Segundo ele, desde o início deste ano, o preço do petróleo era o fator predominante para as altas e baixas dos combustíveis nas refinarias, mas agora passou a ser a moeda norte-americana que, até pouco tempo, jogava a favor dos preços no Brasil.
Para o analista de investimentos da Mirae Asset, Pedro Galdi, o cenário também é de incerteza. "O que está muito agora é que o mercado está prevendo uma recessão global, e consequentemente se consome menos petróleo. Mas está caindo também porque o dólar se valorizou em relação a quase todas as moedas", diz.
Por outro lado, a Organização dos Países Produtores de Petróleo (Opep) resiste em aumentar a produção, a guerra na Ucrânia continua, prejudicando a oferta de gás para a Europa e na China os surtos de covid-19 têm promovido lockdowns.
Apesar de a queda do petróleo não se reverter imediatamente na redução de preços no Brasil, Galdi diz que ela é favorável para a Petrobras, que já teve três presidentes demitidos por aumentar os combustíveis. "Isso acaba ajudando a tirar um pouco da fumaça de cima da Petrobras, porque não vai precisar aumentar, e, quem sabe, pode até reduzir, mas tudo vai depender do dólar", afirma.
"Estamos na era da volatilidade e os mercados estão operando com muita especulação, não existe fundamento no curto prazo para queda (do petróleo) perto de 10% ao dia como estamos vendo", avalia Décio Oddone, presidente da Enauta e ex-diretor-geral da Agência Nacional do Petróleo, Gás Natural e Biocombustíveis (ANP).

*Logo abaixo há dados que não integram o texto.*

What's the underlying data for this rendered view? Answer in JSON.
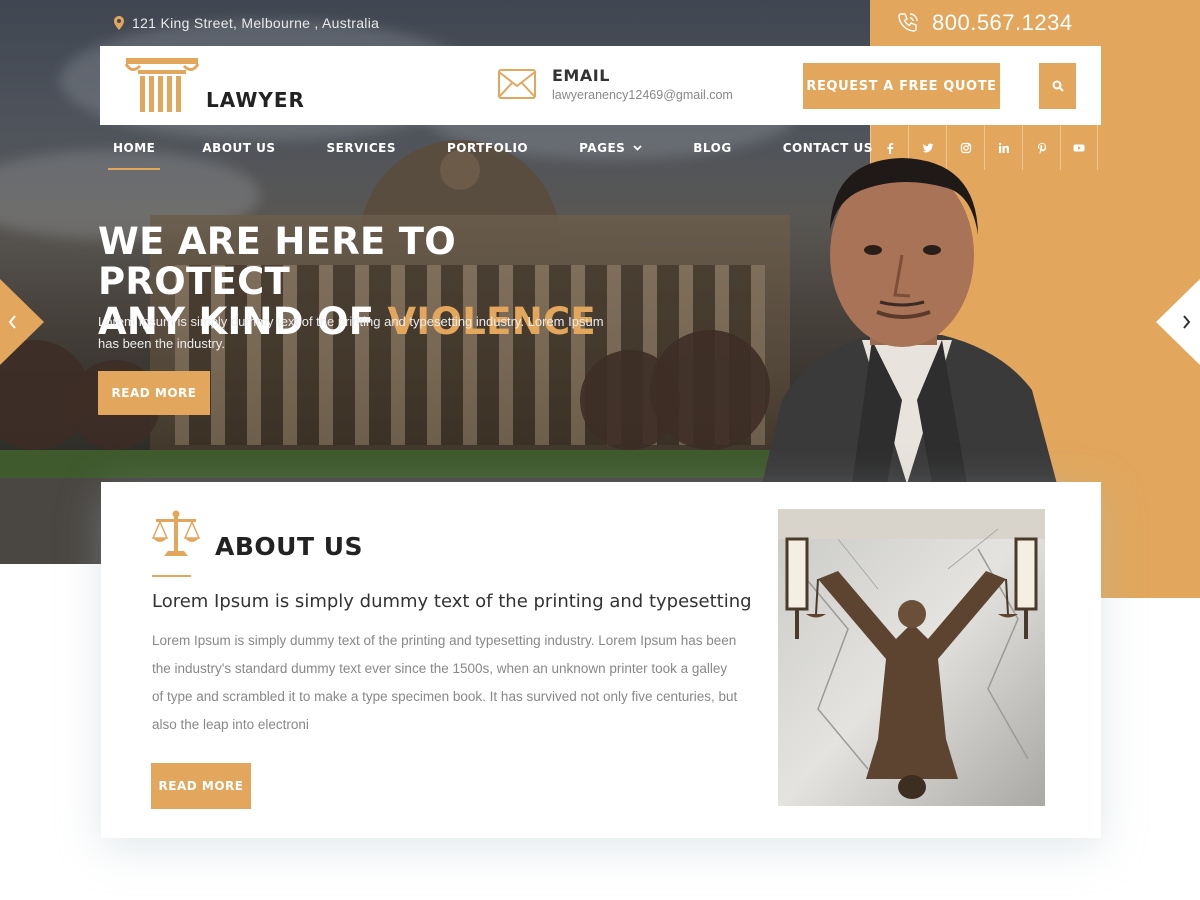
{
  "topbar": {
    "address": "121 King Street, Melbourne , Australia",
    "phone": "800.567.1234"
  },
  "header": {
    "logo_text": "LAWYER",
    "email_title": "EMAIL",
    "email_value": "lawyeranency12469@gmail.com",
    "quote_button": "REQUEST A FREE QUOTE"
  },
  "nav": {
    "items": [
      {
        "label": "HOME",
        "active": true
      },
      {
        "label": "ABOUT US"
      },
      {
        "label": "SERVICES"
      },
      {
        "label": "PORTFOLIO"
      },
      {
        "label": "PAGES",
        "dropdown": true
      },
      {
        "label": "BLOG"
      },
      {
        "label": "CONTACT US"
      }
    ]
  },
  "social": [
    "facebook-icon",
    "twitter-icon",
    "instagram-icon",
    "linkedin-icon",
    "pinterest-icon",
    "youtube-icon"
  ],
  "hero": {
    "title_line1": "WE ARE HERE TO PROTECT",
    "title_line2_prefix": "ANY KIND OF ",
    "title_line2_accent": "VIOLENCE",
    "description": "Lorem Ipsum is simply dummy text of the printing and typesetting industry. Lorem Ipsum has been the industry.",
    "button": "READ MORE"
  },
  "about": {
    "title": "ABOUT US",
    "subtitle": "Lorem Ipsum is simply dummy text of the printing and typesetting",
    "body": "Lorem Ipsum is simply dummy text of the printing and typesetting industry. Lorem Ipsum has been the industry's standard dummy text ever since the 1500s, when an unknown printer took a galley of type and scrambled it to make a type specimen book. It has survived not only five centuries, but also the leap into electroni",
    "button": "READ MORE"
  },
  "colors": {
    "accent": "#e2a75d",
    "dark_text": "#222222",
    "muted_text": "#888888"
  }
}
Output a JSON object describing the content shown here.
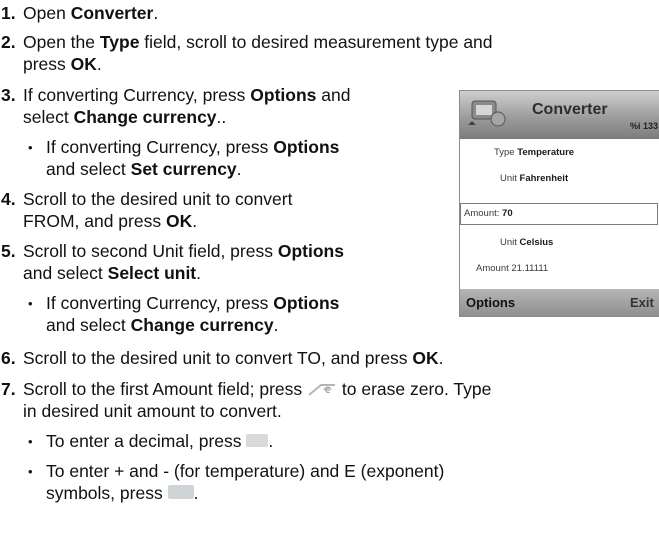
{
  "steps": [
    {
      "num": "1.",
      "pre": "Open ",
      "b1": "Converter",
      "post": "."
    },
    {
      "num": "2.",
      "pre": "Open the ",
      "b1": "Type",
      "mid": " field, scroll to desired measurement type and",
      "cont_pre": "press ",
      "cont_b": "OK",
      "cont_post": "."
    },
    {
      "num": "3.",
      "pre": "If converting Currency, press ",
      "b1": "Options",
      "post": " and",
      "cont_pre": "select ",
      "cont_b": "Change currency",
      "cont_post": ".."
    },
    {
      "num": "4.",
      "line1": "Scroll to the desired unit to convert",
      "cont_pre": "FROM, and press ",
      "cont_b": "OK",
      "cont_post": "."
    },
    {
      "num": "5.",
      "pre": "Scroll to second Unit field, press ",
      "b1": "Options",
      "cont_pre": "and select ",
      "cont_b": "Select unit",
      "cont_post": "."
    },
    {
      "num": "6.",
      "pre": "Scroll to the desired unit to convert TO, and press ",
      "b1": "OK",
      "post": "."
    },
    {
      "num": "7.",
      "pre": "Scroll to the first Amount field; press ",
      "post": " to erase zero. Type",
      "cont": "in desired unit amount to convert."
    }
  ],
  "bullets": [
    {
      "pre": "If converting Currency, press ",
      "b1": "Options",
      "cont_pre": "and select ",
      "cont_b": "Set currency",
      "cont_post": "."
    },
    {
      "pre": "If converting Currency, press ",
      "b1": "Options",
      "cont_pre": "and select ",
      "cont_b": "Change currency",
      "cont_post": "."
    },
    {
      "pre": "To enter a decimal, press ",
      "post": "."
    },
    {
      "line1": "To enter + and - (for temperature) and E (exponent)",
      "cont_pre": "symbols, press ",
      "cont_post": "."
    }
  ],
  "bullet_char": "•",
  "phone": {
    "title": "Converter",
    "signal": "%i 133",
    "type_label": "Type",
    "type_value": "Temperature",
    "unit1_label": "Unit",
    "unit1_value": "Fahrenheit",
    "amount1_label": "Amount:",
    "amount1_value": "70",
    "unit2_label": "Unit",
    "unit2_value": "Celsius",
    "amount2_label": "Amount",
    "amount2_value": "21.11111",
    "soft_left": "Options",
    "soft_right": "Exit"
  },
  "colors": {
    "text": "#111111",
    "phone_bar": "#9c9c9c"
  },
  "icons": [
    "clear-key-icon",
    "decimal-key-icon",
    "symbol-key-icon"
  ]
}
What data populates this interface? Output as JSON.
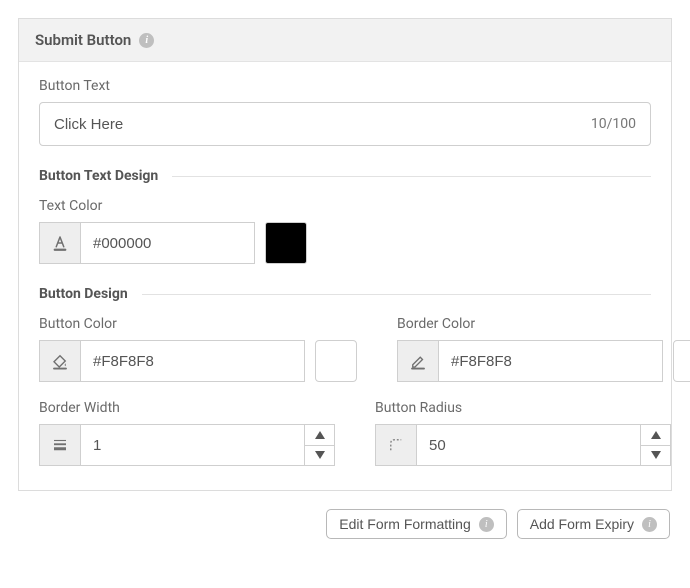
{
  "panel": {
    "title": "Submit Button"
  },
  "buttonText": {
    "label": "Button Text",
    "value": "Click Here",
    "counter": "10/100"
  },
  "sections": {
    "textDesign": "Button Text Design",
    "buttonDesign": "Button Design"
  },
  "textColor": {
    "label": "Text Color",
    "value": "#000000",
    "swatch": "#000000"
  },
  "buttonColor": {
    "label": "Button Color",
    "value": "#F8F8F8",
    "swatch": "#ffffff"
  },
  "borderColor": {
    "label": "Border Color",
    "value": "#F8F8F8",
    "swatch": "#ffffff"
  },
  "borderWidth": {
    "label": "Border Width",
    "value": "1"
  },
  "buttonRadius": {
    "label": "Button Radius",
    "value": "50"
  },
  "footer": {
    "edit": "Edit Form Formatting",
    "expiry": "Add Form Expiry"
  }
}
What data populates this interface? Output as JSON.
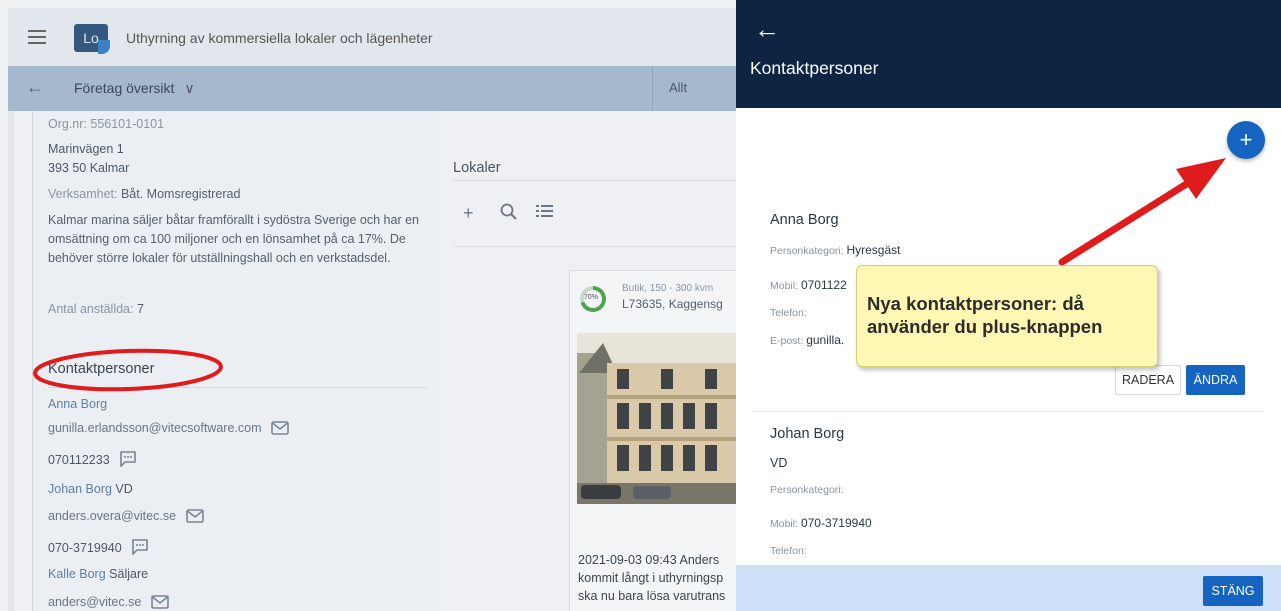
{
  "app": {
    "logo_text": "Lo",
    "title": "Uthyrning av kommersiella lokaler och lägenheter"
  },
  "subbar": {
    "back_icon": "←",
    "title": "Företag översikt",
    "chevron": "∨",
    "filter": "Allt"
  },
  "company": {
    "org_nr": "Org.nr: 556101-0101",
    "street": "Marinvägen 1",
    "postal": "393 50 Kalmar",
    "verksamhet_label": "Verksamhet:",
    "verksamhet_value": "Båt. Momsregistrerad",
    "description": "Kalmar marina säljer båtar framförallt i sydöstra Sverige och har en omsättning om ca 100 miljoner och en lönsamhet på ca 17%. De behöver större lokaler för utställningshall och en verkstadsdel.",
    "employees_label": "Antal anställda:",
    "employees_value": "7"
  },
  "contacts_section": {
    "title": "Kontaktpersoner",
    "c1_name": "Anna Borg",
    "c1_email": "gunilla.erlandsson@vitecsoftware.com",
    "c1_phone": "070112233",
    "c2_name": "Johan Borg",
    "c2_role": "VD",
    "c2_email": "anders.overa@vitec.se",
    "c2_phone": "070-3719940",
    "c3_name": "Kalle Borg",
    "c3_role": "Säljare",
    "c3_email": "anders@vitec.se"
  },
  "lokaler": {
    "title": "Lokaler",
    "add_icon": "+",
    "search_icon": "⌕",
    "list_icon": "≔",
    "pie_label": "70%",
    "progress": 0.7,
    "subtitle": "Butik, 150 - 300 kvm",
    "id": "L73635, Kaggensg",
    "note_line1": "2021-09-03 09:43 Anders",
    "note_line2": "kommit långt i uthyrningsp",
    "note_line3": "ska nu bara lösa varutrans"
  },
  "drawer": {
    "back_icon": "←",
    "title": "Kontaktpersoner",
    "add_icon": "+",
    "p1": {
      "name": "Anna Borg",
      "kategori_label": "Personkategori:",
      "kategori_value": "Hyresgäst",
      "mobil_label": "Mobil:",
      "mobil_value": "0701122",
      "telefon_label": "Telefon:",
      "epost_label": "E-post:",
      "epost_value": "gunilla."
    },
    "radera": "RADERA",
    "andra": "ÄNDRA",
    "p2": {
      "name": "Johan Borg",
      "role": "VD",
      "kategori_label": "Personkategori:",
      "mobil_label": "Mobil:",
      "mobil_value": "070-3719940",
      "telefon_label": "Telefon:"
    },
    "stang": "STÄNG"
  },
  "callout": {
    "line1": "Nya kontaktpersoner: då",
    "line2": "använder du plus-knappen"
  },
  "colors": {
    "drawer_header": "#0d2442",
    "primary_button": "#1565c0",
    "annotation_red": "#e01b1b",
    "callout_bg": "#fff8b5"
  }
}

Segundo Oddone, se não houver uma recessão forte como está se prevendo, os preços devem voltar a subir, porque o mercado da commodity está pressionado e haverá problema de oferta, elevando novamente os preços.
Ele lembra que os investimentos no setor se retraíram na pandemia e não voltaram, e o aumento das sanções à Rússia, se confirmado, vai levar novamente à escassez da commodity.
Comitê avalia nomes para conselho da Petrobras
O Comitê de Elegibilidade da Petrobras se reúne hoje para avaliar o currículo de parte dos indicados do governo para o conselho de administração da estatal. Essa análise escalonada pode postergar ainda mais a realização de nova assembleia de acionistas para ratificar a reformulação do colegiado.
Dos oito indicados, segundo fontes, o de Jonathas Assunção Salvador Nery de Castro, número dois da Casa Civil, é considerado o caso "mais crítico", por exercer um cargo considerado político. Tanto a Lei das Estatais quanto a política interna da Petrobras proíbem ocupantes de cargos políticos no conselho de empresas de economia mista e capital aberto.
Outro nome que poderia trazer problemas, se analisado sob o ponto de vista da governança, é o do procurador-geral da Fazenda, Ricardo Soriano de Alencar, por uma questão de conflito de interesses, já que defende a União em disputas tributárias contra a estatal. A expectativa é de que os dois nomes não sejam avaliados hoje.